Le malas trana insolite

La Façade de l’église

Maintenant regardons un peu la façade de l'église. Il faut d'abord insister sur la nouveauté que représentait une telle façade à Prague au début du 17e siècle.
Nous constatons que la façade est plutôt dépouillée et qu'elle se compose de trois niveaux dont le plus curieux est le niveau central percé d'une fenêtre cintrée c'est-à-dire en demi-cercle et rythmée par de petits pilastres. L'utilisation du pilastre, toujours cette sorte de colonne plate, est très frappante : l'architecte s'en sert pour donner plus de rythme et de faste à la façade. Il s'attache aussi à établir une liaison claire entre le deuxième et le dernier étage. Regardez bien le deuxième niveau : il a posé comme des reliefs en forme de gros escargots de pierre des volutes, à droite et à gauche du fronton. Un fantaisiste sans doute ? Et bien pas du tout ! déjà parce que ce type de décoration est issu de la Renaissance qui ne se caractérisait pas trop par sa fantaisie et ensuite parce que ces volutes « tiennent » dirons-nous la façade. Ils organisent une liaison harmonieuse entre les niveaux et contribuent à la cohérence et à l'unité d'ensemble, le but principal de l'architecte.
Maintenant, regardons tout en haut, au niveau du tympan : l'église est décorée, par une étoile. C’est une allusion à la Vierge, mais aussi à l'Ordre des Carmes Déchaussés dont l'Etoile était le symbole.

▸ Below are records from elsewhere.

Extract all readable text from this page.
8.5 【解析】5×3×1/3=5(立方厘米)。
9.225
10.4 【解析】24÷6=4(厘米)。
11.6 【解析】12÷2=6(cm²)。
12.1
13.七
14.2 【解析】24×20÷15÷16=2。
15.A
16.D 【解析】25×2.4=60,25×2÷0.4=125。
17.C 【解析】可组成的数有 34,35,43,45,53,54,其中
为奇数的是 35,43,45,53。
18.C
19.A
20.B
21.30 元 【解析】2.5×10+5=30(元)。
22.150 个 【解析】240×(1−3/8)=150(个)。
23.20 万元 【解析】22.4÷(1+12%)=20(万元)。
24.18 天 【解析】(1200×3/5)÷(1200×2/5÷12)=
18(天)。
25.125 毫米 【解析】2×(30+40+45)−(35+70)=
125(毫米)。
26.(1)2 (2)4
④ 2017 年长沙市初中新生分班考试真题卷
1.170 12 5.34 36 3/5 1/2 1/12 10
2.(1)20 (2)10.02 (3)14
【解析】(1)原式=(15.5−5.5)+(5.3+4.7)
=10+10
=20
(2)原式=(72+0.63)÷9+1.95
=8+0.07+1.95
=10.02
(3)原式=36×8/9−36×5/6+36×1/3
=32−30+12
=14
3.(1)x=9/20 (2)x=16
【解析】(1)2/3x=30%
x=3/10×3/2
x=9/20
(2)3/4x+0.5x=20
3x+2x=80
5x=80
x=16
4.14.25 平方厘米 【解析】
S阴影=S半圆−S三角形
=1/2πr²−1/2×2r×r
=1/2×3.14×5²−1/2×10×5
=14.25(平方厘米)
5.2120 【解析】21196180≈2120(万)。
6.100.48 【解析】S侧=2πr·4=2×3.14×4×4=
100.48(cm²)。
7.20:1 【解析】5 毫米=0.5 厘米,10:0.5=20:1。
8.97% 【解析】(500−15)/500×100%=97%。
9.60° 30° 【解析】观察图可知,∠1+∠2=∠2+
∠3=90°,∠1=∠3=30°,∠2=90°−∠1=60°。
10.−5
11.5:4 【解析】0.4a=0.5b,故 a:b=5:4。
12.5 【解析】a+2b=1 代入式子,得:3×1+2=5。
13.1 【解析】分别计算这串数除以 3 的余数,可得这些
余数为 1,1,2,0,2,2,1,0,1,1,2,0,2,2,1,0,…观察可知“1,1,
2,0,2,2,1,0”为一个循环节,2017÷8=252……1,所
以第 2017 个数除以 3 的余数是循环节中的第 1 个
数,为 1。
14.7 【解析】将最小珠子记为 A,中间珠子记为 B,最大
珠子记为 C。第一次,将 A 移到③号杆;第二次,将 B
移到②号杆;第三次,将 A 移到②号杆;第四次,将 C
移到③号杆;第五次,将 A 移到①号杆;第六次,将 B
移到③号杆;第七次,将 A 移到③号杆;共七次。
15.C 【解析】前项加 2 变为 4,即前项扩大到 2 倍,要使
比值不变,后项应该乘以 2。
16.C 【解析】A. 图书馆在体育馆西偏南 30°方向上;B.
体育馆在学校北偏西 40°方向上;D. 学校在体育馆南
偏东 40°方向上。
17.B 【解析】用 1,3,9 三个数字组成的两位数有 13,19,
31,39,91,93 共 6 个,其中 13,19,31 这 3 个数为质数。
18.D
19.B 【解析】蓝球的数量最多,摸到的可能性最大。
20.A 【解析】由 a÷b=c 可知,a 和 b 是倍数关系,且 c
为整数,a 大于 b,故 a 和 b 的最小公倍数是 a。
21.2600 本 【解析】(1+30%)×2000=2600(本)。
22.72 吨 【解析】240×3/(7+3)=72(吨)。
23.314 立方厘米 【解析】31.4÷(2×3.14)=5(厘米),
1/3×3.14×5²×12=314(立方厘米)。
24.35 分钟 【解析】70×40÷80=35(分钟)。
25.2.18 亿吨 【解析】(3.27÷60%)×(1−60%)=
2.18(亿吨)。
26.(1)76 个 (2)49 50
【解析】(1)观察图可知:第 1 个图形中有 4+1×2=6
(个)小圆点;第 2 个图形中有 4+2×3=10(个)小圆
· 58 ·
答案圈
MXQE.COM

Descendons notre regard à hauteur du portail. Comme nous le voyons, il est dominé par une niche très architecturée qui abrite une statue en grès de la Vierge à l'Enfant. La Vierge est couronnée, elle tient un sceptre, marche sur un croissant de lune et sa tête est couronnée de 12 étoiles. Cette représentation de la Vierge appartient au 17e siècle, et c'est le peintre espagnol Murillo qui le premier la représenta ainsi. Le thème de la Vierge installée sur un croissant de lune et couronnée par 12 étoiles fait référence à l'Apocalypse, un texte mystique écrit par l'apôtre saint Jean l'Evangéliste à la fin du 1er siècle de notre ère. Le thème de ce texte est la révélation du Christ. Saint Jean y évoque l'avènement du Royaume de Dieu aux fins dernières après la victoire du Bien sur le Mal. L'un des épisodes oppose une Femme à un Dragon. Cette Femme, dit le texte, est "enveloppée du soleil, la lune sous les pieds, et sur la tête une couronne de 12 étoiles". Cette Femme combat et détruit Le Dragon qui symbolise le mal. Rapidement, les théologiens ont interprété La Femme de l'Apocalypse comme la préfiguration de la Vierge Marie Victorieuse. La Vierge, la lune, les 12 étoiles : c'est bien la représentation que nous avons sous les yeux. On peut ajouter que le chiffre 12 fait sans doute allusion soit aux 12 apôtres, soit aux 12 tribus d'Israël, soit aux deux.
On comprendra que les gens se tournaient vers ces images de la Vierge, pour célébrer à la fois la Mère du Christ et Grande avocate. On l'appelait aussi ainsi, car elle est celle qui intercède auprès de Dieu pour le salut des hommes. Vierge protectrice donc mais Vierge Victorieuse aussi. Car on rapporte que c'est en se plaçant sous sa protection lors de la Bataille de la Montagne Blanche, que les catholiques remportèrent la victoire. La Vierge avait en quelque sorte reconnu les siens, puisque les protestants, en revanche, ne la considèrent pas comme une sainte… Et c'est bien sur cette victoire là que les Carmélites célébrèrent lorsqu'ils choisirent de rebaptiser le temple luthérien de la Sainte-Trinité en l'église catholique Notre-Dame-de-la-Victoire.